In an ideal gas at temperature T , the average force that a molecule applies on the walls of a closed container depends on `T "as" T^(q)` . A good estimate for q is :-

To solve the problem, we need to determine how the average force that a molecule applies on the walls of a closed container depends on the temperature \( T \) in an ideal gas.

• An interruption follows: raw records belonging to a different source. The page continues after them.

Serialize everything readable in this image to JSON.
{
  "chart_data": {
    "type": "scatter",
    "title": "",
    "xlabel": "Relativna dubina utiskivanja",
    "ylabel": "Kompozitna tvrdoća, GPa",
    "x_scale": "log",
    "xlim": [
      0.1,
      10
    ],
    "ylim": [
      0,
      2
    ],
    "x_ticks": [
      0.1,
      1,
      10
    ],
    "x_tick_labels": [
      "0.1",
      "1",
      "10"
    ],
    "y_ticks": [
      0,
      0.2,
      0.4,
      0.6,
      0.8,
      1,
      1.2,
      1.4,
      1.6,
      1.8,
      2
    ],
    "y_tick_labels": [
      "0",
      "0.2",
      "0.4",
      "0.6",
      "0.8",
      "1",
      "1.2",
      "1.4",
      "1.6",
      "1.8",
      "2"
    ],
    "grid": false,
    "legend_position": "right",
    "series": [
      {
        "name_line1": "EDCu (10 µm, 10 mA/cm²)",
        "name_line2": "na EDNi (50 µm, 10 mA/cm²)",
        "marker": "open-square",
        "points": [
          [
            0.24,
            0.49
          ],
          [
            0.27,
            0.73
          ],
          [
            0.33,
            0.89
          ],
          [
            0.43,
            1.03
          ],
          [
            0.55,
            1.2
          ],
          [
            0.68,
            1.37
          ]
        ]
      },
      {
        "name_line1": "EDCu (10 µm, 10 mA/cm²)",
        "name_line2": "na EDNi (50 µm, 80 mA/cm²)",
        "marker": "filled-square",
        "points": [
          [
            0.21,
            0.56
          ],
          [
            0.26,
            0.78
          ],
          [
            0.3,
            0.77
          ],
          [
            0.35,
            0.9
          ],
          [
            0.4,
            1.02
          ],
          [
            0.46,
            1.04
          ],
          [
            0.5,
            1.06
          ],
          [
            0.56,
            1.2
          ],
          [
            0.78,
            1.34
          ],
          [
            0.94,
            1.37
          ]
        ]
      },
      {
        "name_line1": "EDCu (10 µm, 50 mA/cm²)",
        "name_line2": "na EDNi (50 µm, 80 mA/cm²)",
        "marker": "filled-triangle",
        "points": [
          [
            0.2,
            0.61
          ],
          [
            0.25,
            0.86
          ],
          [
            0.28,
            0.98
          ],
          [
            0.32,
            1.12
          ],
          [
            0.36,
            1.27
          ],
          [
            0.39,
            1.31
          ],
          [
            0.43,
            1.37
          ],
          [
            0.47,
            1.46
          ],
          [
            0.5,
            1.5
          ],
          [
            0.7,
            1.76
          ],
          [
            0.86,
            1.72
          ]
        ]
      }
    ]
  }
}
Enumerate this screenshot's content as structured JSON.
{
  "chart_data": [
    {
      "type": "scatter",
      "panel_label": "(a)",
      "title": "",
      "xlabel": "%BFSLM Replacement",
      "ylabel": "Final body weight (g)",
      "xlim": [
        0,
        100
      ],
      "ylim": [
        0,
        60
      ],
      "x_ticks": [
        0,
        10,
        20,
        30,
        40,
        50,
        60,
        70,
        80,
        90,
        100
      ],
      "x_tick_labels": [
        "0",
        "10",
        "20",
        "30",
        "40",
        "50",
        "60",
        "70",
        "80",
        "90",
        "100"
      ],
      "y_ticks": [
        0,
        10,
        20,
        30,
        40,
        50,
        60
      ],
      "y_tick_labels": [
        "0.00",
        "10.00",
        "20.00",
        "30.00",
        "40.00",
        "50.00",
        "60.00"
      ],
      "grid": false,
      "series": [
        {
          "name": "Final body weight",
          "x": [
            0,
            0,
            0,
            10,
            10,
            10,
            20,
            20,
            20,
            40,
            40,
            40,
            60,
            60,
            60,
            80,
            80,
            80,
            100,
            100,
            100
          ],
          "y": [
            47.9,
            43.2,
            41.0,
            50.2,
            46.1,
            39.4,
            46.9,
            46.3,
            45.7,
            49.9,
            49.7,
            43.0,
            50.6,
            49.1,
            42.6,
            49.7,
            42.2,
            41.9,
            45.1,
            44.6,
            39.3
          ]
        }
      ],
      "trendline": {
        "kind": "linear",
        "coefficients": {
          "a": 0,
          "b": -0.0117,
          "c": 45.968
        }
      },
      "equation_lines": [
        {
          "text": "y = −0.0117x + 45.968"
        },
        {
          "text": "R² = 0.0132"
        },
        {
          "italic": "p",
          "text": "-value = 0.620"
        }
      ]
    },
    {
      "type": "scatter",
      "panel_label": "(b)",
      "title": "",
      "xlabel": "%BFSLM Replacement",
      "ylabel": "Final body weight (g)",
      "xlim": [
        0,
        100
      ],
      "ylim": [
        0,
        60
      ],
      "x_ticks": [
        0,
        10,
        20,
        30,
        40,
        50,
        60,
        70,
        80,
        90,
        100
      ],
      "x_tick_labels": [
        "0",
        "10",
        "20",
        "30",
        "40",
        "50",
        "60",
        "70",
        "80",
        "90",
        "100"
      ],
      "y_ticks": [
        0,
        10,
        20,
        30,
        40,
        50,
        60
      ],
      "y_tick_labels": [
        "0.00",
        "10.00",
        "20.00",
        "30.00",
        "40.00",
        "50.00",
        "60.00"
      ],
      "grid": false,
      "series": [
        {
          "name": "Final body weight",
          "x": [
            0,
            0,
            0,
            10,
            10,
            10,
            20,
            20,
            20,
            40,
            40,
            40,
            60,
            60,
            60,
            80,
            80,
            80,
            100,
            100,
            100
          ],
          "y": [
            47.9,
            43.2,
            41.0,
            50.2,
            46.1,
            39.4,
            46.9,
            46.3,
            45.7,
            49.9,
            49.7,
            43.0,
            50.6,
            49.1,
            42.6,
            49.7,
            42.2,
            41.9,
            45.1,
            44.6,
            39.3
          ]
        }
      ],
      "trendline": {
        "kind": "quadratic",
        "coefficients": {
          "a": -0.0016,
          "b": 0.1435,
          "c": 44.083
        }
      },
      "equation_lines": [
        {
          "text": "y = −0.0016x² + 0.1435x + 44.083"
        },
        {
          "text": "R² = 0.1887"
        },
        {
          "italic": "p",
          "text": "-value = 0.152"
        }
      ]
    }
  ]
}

We are looking for a relationship of the form \( F \propto T^q \) and need to estimate the value of \( q \). ### Step-by-Step Solution: 1. **Understanding Pressure in an Ideal Gas**: The average pressure \( P \) exerted by an ideal gas on the walls of a container is given by the formula: \[ P = \frac{1}{3} \frac{m n}{V} v_{\text{rms}}^2 \] where: - \( m \) is the mass of a gas molecule, - \( n \) is the number of molecules, - \( V \) is the volume of the container, - \( v_{\text{rms}} \) is the root mean square speed of the gas molecules. 2. **Relating Average Force to Pressure**: The average force \( F \) that the gas molecules apply on the walls can be expressed as: \[ F = P \cdot A \] where \( A \) is the area of the wall. Substituting the expression for pressure: \[ F = \left(\frac{1}{3} \frac{m n}{V} v_{\text{rms}}^2\right) \cdot A \] 3. **Substituting Volume**: The volume \( V \) can be expressed as \( V = A \cdot L \) (where \( L \) is the length of the container). Thus, we can rewrite the force as: \[ F = \frac{1}{3} \frac{m n}{A \cdot L} v_{\text{rms}}^2 \cdot A \] Simplifying this gives: \[ F = \frac{1}{3} \frac{m n}{L} v_{\text{rms}}^2 \] 4. **Relating \( v_{\text{rms}} \) to Temperature**: The root mean square speed \( v_{\text{rms}} \) is related to the temperature \( T \) by the equation: \[ v_{\text{rms}}^2 \propto T \] Therefore, we can say: \[ v_{\text{rms}}^2 = \frac{3k_B T}{m} \] where \( k_B \) is the Boltzmann constant. 5. **Substituting Back**: Substituting \( v_{\text{rms}}^2 \) back into the expression for force: \[ F \propto \frac{m n}{L} \cdot T \] Since \( m \), \( n \), and \( L \) are constants, we can conclude that: \[ F \propto T \] 6. **Finding \( q \)**: From the relationship \( F \propto T^q \), we find that: \[ q = 1 \] ### Final Answer: The value of \( q \) is \( 1 \).